The officemate who has the desk next to yours comes in to work one day with a runny nose and a hacking cough and complains of headaches, fever, and chills. Apart from wishing she’d go home and rest for her sake, you might be wishing she’d do it so you and your other coworkers don’t catch whatever flu she’s got. You’re probably also remembering all those nifty tips about proper hand washing procedures and unearthing that bottle of hand sanitizer from your bag or drawer.

Does this scenario sound familiar? It probably happens in just about every office. And what you may not realize is it may already be too late. Research done on ferrets, which are prone to getting the same strains of flu virus humans do and often show the same symptoms as well, indicates that transmission may occur before the first symptom even appears. And while this has yet to be proven in humans, it’s a good enough indicator that you should take preventive action, as far as the flu goes.

For the study, researchers infected ferrets with the same flu strain found in the 2009 swine flu worldwide pandemic, which killed nearly 300,000 people. As the infection progressed, the animals were then placed either in the same cage or in adjacent cages as healthy ferrets. The sick ferrets were able to pass the flu to their healthy counterparts within 24 hours of infection, regardless of whether they were in the same cage or in the cage beside the uninfected ferrets. But the first symptom, fever, only manifested itself 45 hours after infection, and the second, sneezing, only occurred after 48 hours.

The study was published in the open access journal PLoS ONE and conducted by researchers at Imperial College London. Lead study author Professor Wendy Barclay from Imperial College London’s Department of Medicine was frank about the implications of these findings. “It means that the spread of flu is very difficult to control, even with self-diagnosis and measures such as temperature screens at airports,” she is quoted as saying in a press release by her college. “It also means that doctors and nurses who don’t get the flu jab are putting their patients at risk because they might pass on an infection when they don’t know they’re infected.”

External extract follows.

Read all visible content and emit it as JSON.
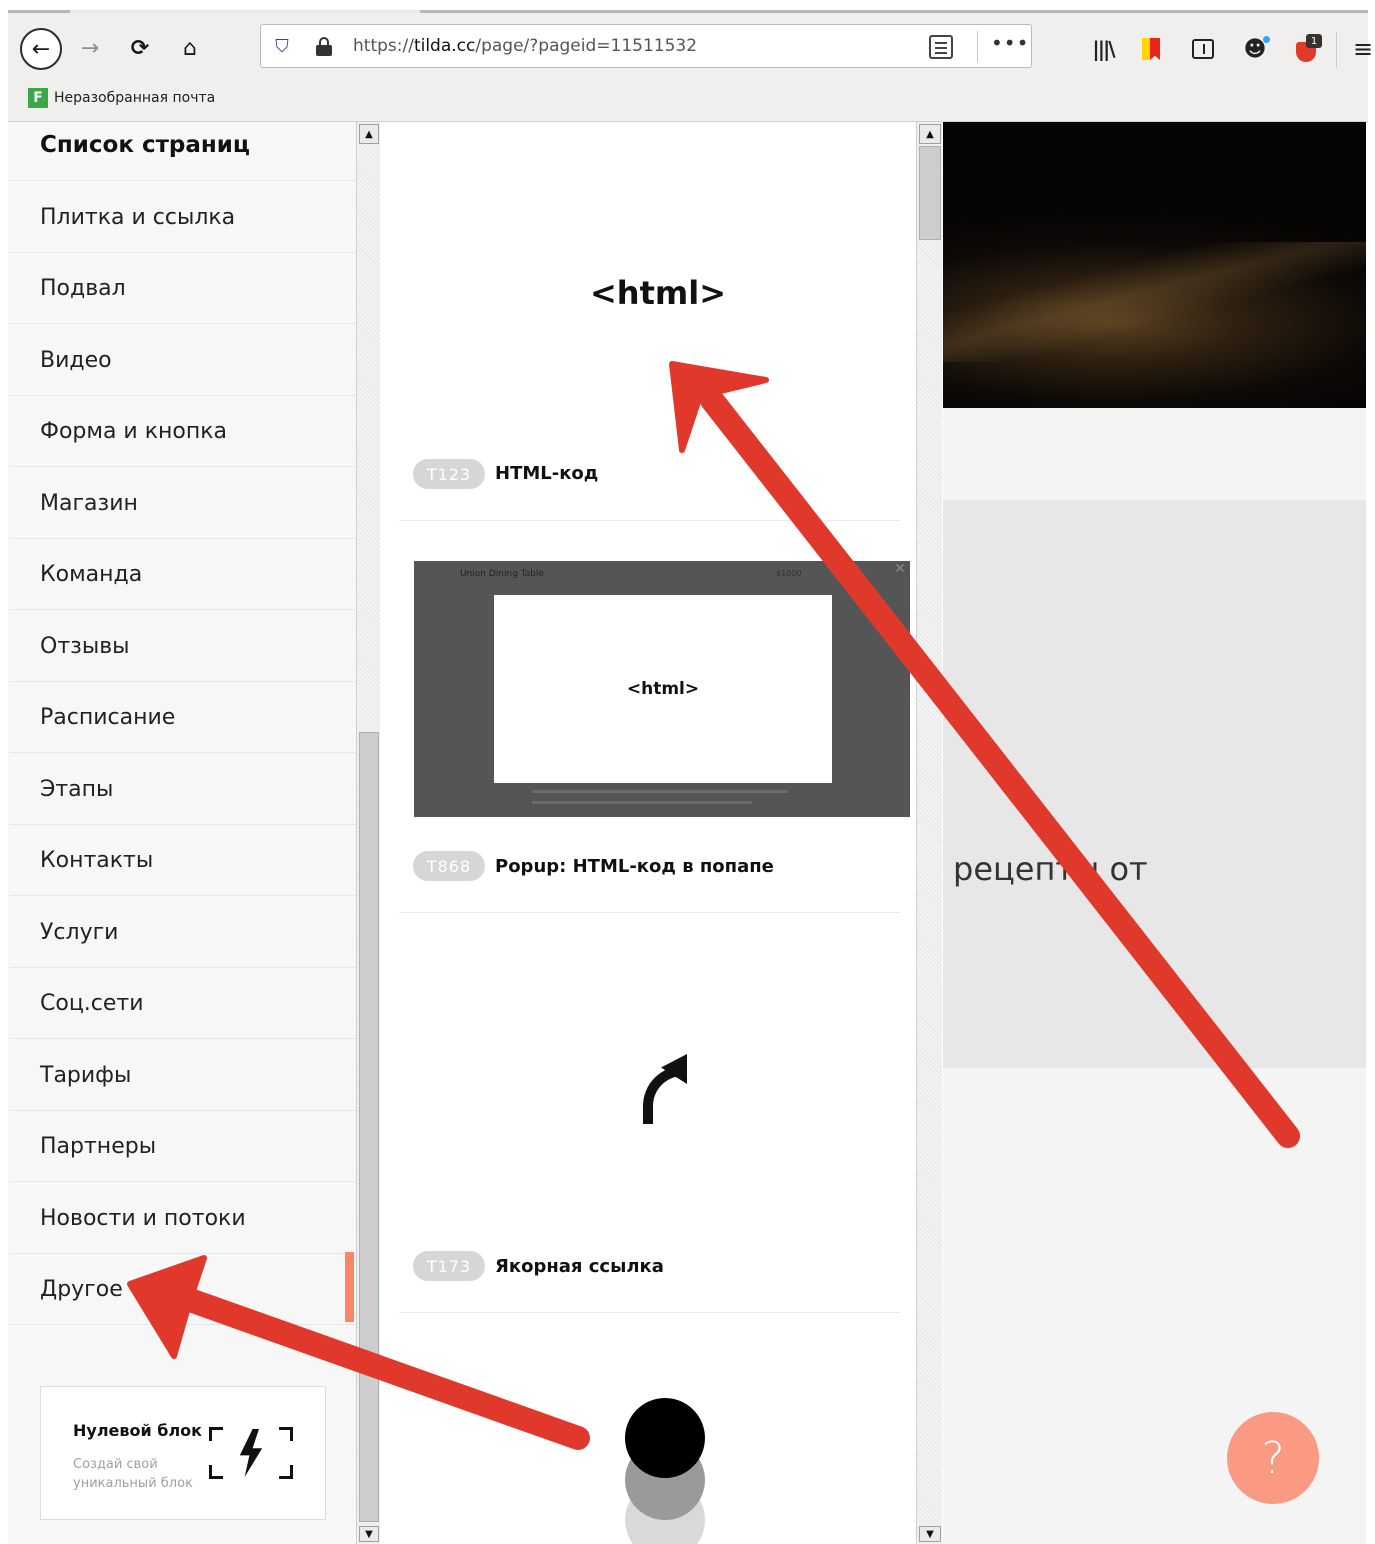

Aside from that, here’s another sobering thing to remember: according to the article, the study’s findings support earlier studies that found that you don’t have to be sneezed on to catch the flu because microscopic droplets of the virus are made airborne as a sick person breathes in and out normally.

On the upside, you can worry less about catching the flu from your friend who’s just recovering from it, as the researchers found that after five or six days, during the late stages of infection and when the symptoms have started to subside, infection was much less common.

Still, given this information, you may want to start paying more attention to those public health advisories about washing your hands properly and frequently, and you may want to start carrying around a bottle of hand sanitizer with you.